Konkrete Auskünfte über Details des Sanierungsvorhabens sind noch nicht zu haben. Die kann es erst von dem vorgeschriebenen Sanierungsträger geben, für den zur Zeit die Ausschreibungen laufen und der voraussichtlich im April seine Arbeit aufnehmen wird. Es handelt sich dabei um eine eigenständige Unternehmensform, wie Bogya erläutert, eine Art von Betreuungsfirma, an der alle Professionen mit den entsprechenden Erfahrungen beteiligt sind.
Erst von diesem Träger sind sind genauere Planungen zu erwarten. Die bisher bekanntgewordenen Entwürfe können dabei nur als Grobkonzept dienen. Der Rat werde dann ab Sommer seine Entscheidungen treffen. Er hoffe, dass das Thema nicht zu sehr in den dann stattfindenden Wahlkampf gerät, gibt Bogya zu bedenken.

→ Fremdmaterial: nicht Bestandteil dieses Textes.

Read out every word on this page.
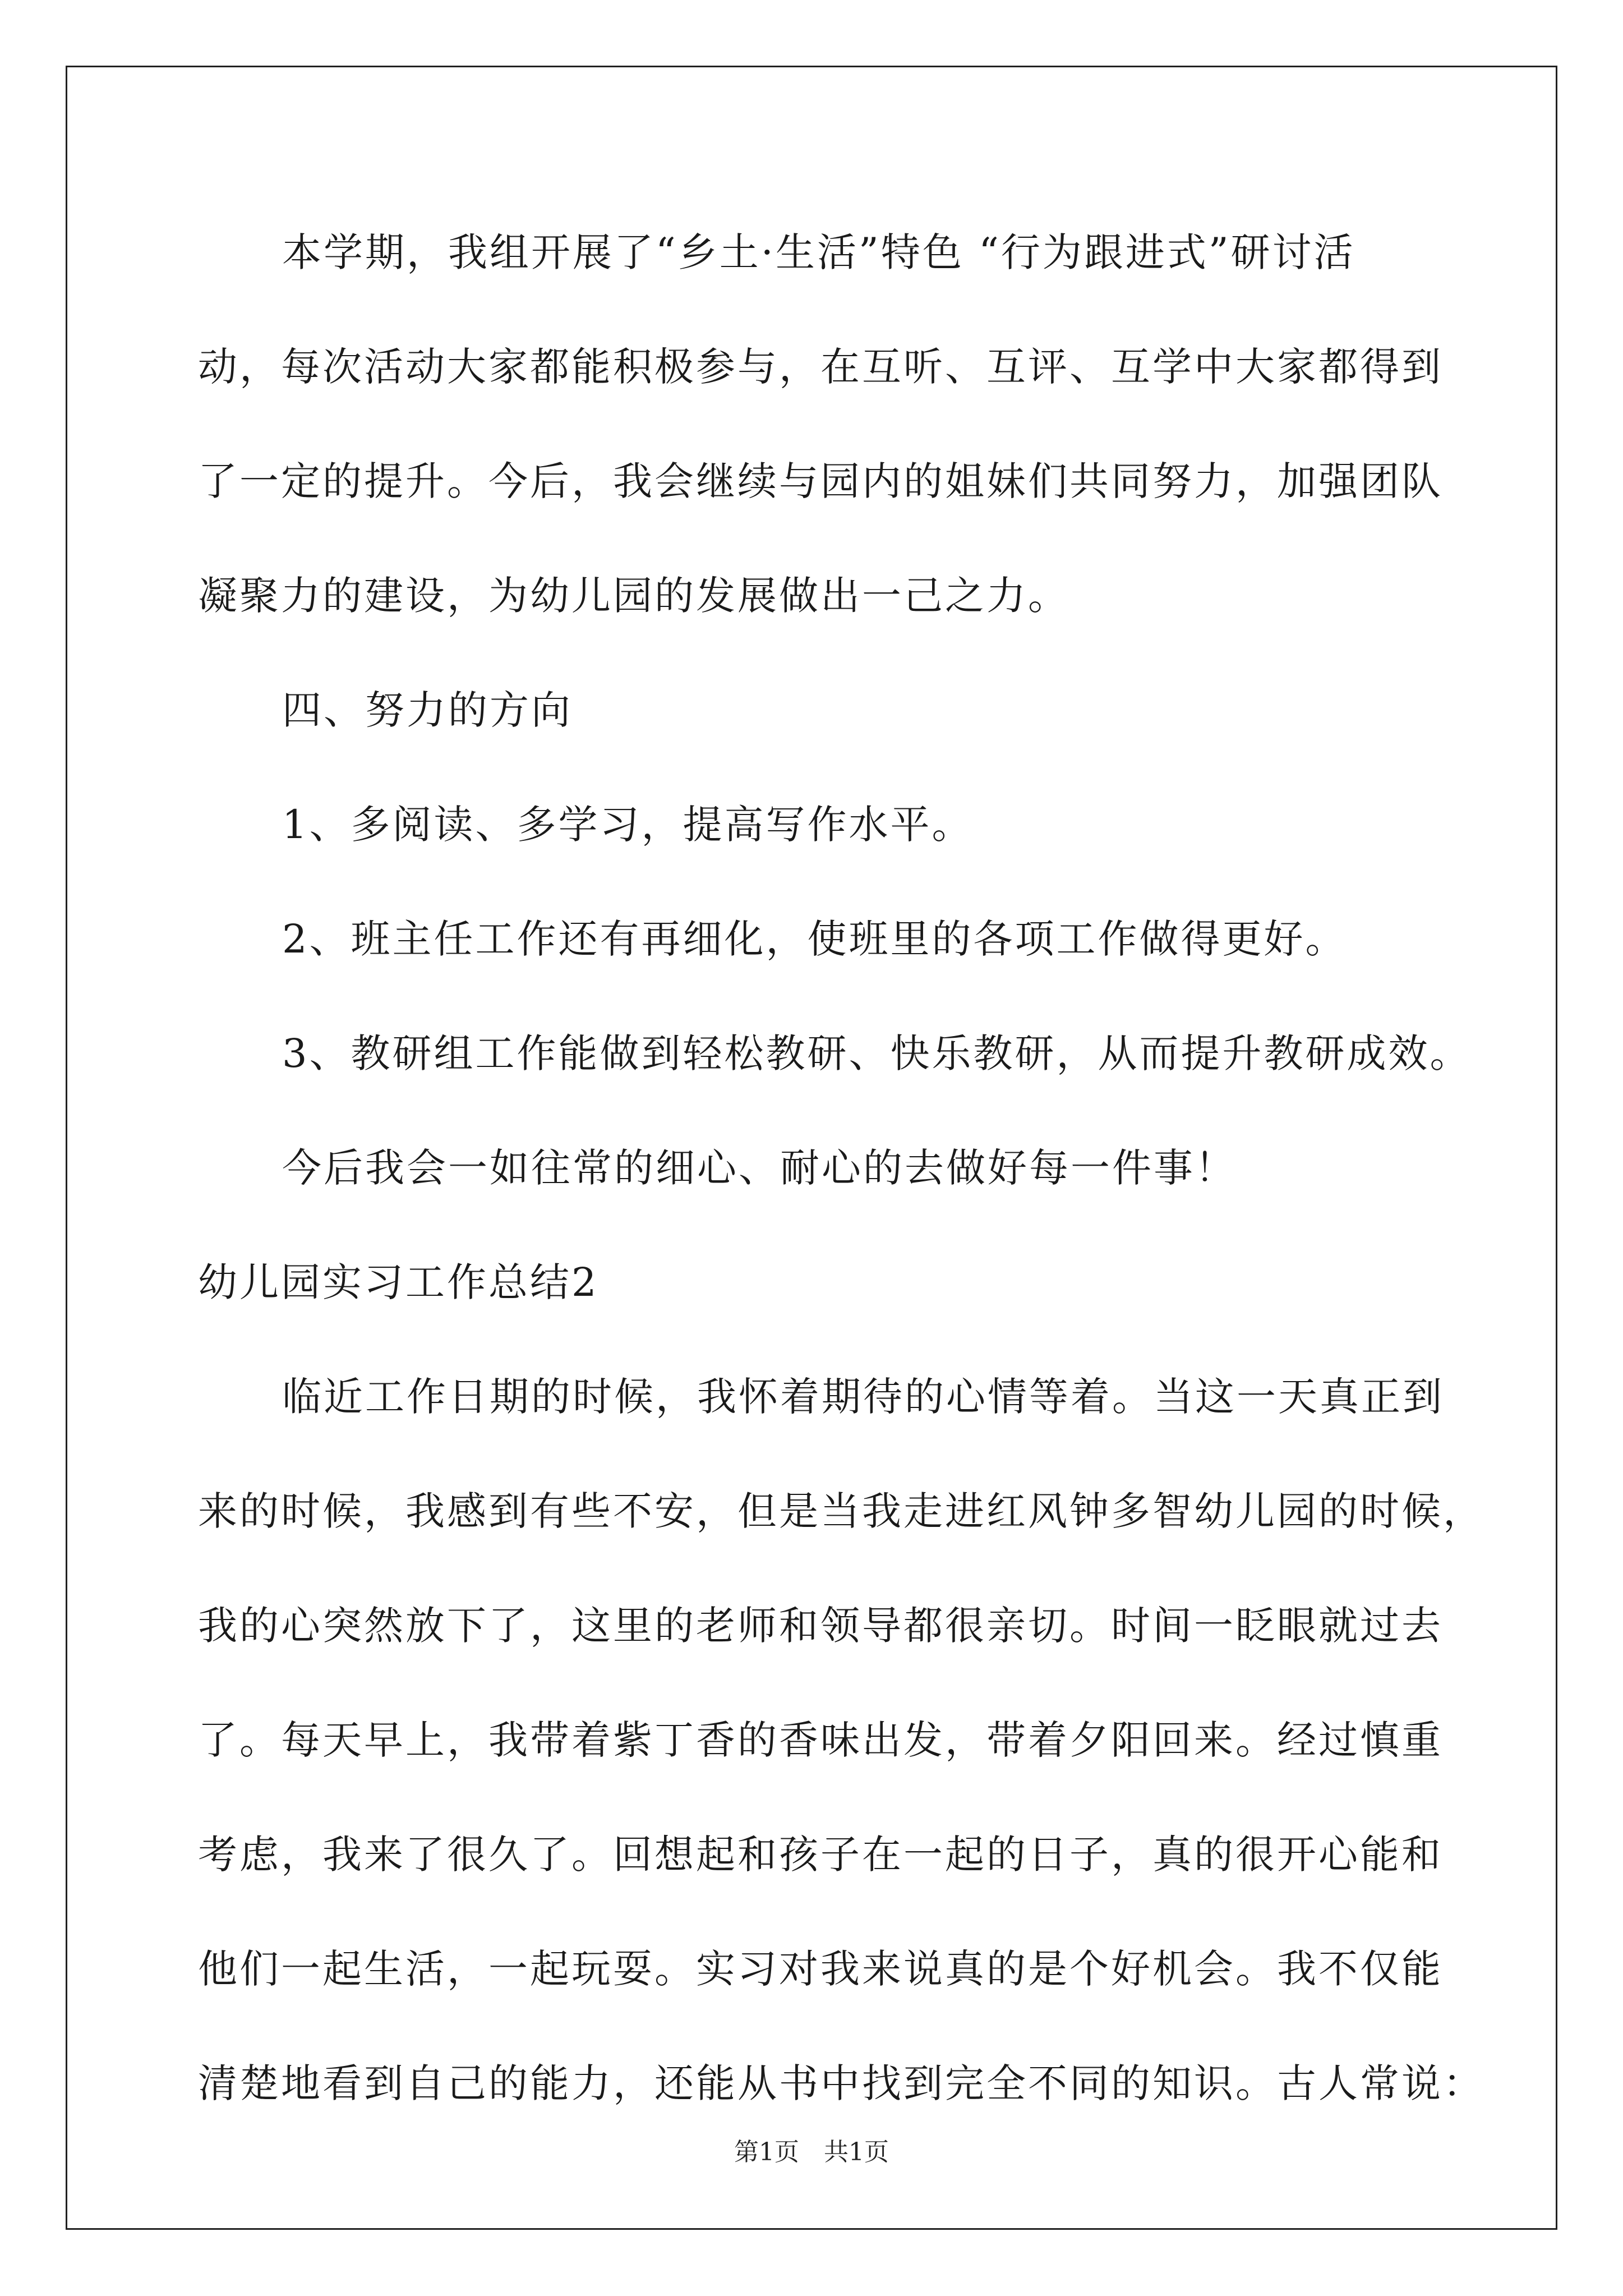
本学期，我组开展了“乡土·生活”特色 “行为跟进式”研讨活
动，每次活动大家都能积极参与，在互听、互评、互学中大家都得到
了一定的提升。今后，我会继续与园内的姐妹们共同努力，加强团队
凝聚力的建设，为幼儿园的发展做出一己之力。
四、努力的方向
1、多阅读、多学习，提高写作水平。
2、班主任工作还有再细化，使班里的各项工作做得更好。
3、教研组工作能做到轻松教研、快乐教研，从而提升教研成效。
今后我会一如往常的细心、耐心的去做好每一件事！
幼儿园实习工作总结2
临近工作日期的时候，我怀着期待的心情等着。当这一天真正到
来的时候，我感到有些不安，但是当我走进红风钟多智幼儿园的时候，
我的心突然放下了，这里的老师和领导都很亲切。时间一眨眼就过去
了。每天早上，我带着紫丁香的香味出发，带着夕阳回来。经过慎重
考虑，我来了很久了。回想起和孩子在一起的日子，真的很开心能和
他们一起生活，一起玩耍。实习对我来说真的是个好机会。我不仅能
清楚地看到自己的能力，还能从书中找到完全不同的知识。古人常说：
第1页　共1页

Noch erscheine das Vorhaben insgesamt als eine „Reise ins Unbekannte“, äußert Heike Uphoff. Aber schließlich handele es sich um ein einmaliges Projekt, bei dem verfahren wird, wie in anderen Kommunen auch. „Wir sind uns der Widrigkeiten bewusst“. Dass die Verwaltung zu langsam, „zu lahm“ sei, möchte die Bauamtsleiterin allerdings nicht gelten lassen.
Zur Vorgehensweise bei der praktischen Umsetzung sagt Bogya, dass voraussichtlich mit dem Marktplatzbereich begonnen werde. Ein zerfleddertes Durcheinander solle vermieden werden. Wenn der Rewe-Markt im Herbst fertiggestellt sei, werde man sich die Bepflanzung mit den Bäumen dort ansehen.
Bei der regen Bautätigkeit der Gemeinde Isernhagen nimmt das 2,5- Millionen-Projekt der Zentrum-Sanierung eine Sonderstellung ein. Mit dem Zuschuss des Landes sind Auflagen verbunden, die den zeitlichen Rahmen weit hinauszögern. „Aber bei einer möglichen Zweidrittel Förderung – etwa 1.5 Millionen Euro – nimmt man das schon in Kauf“, so Bogya.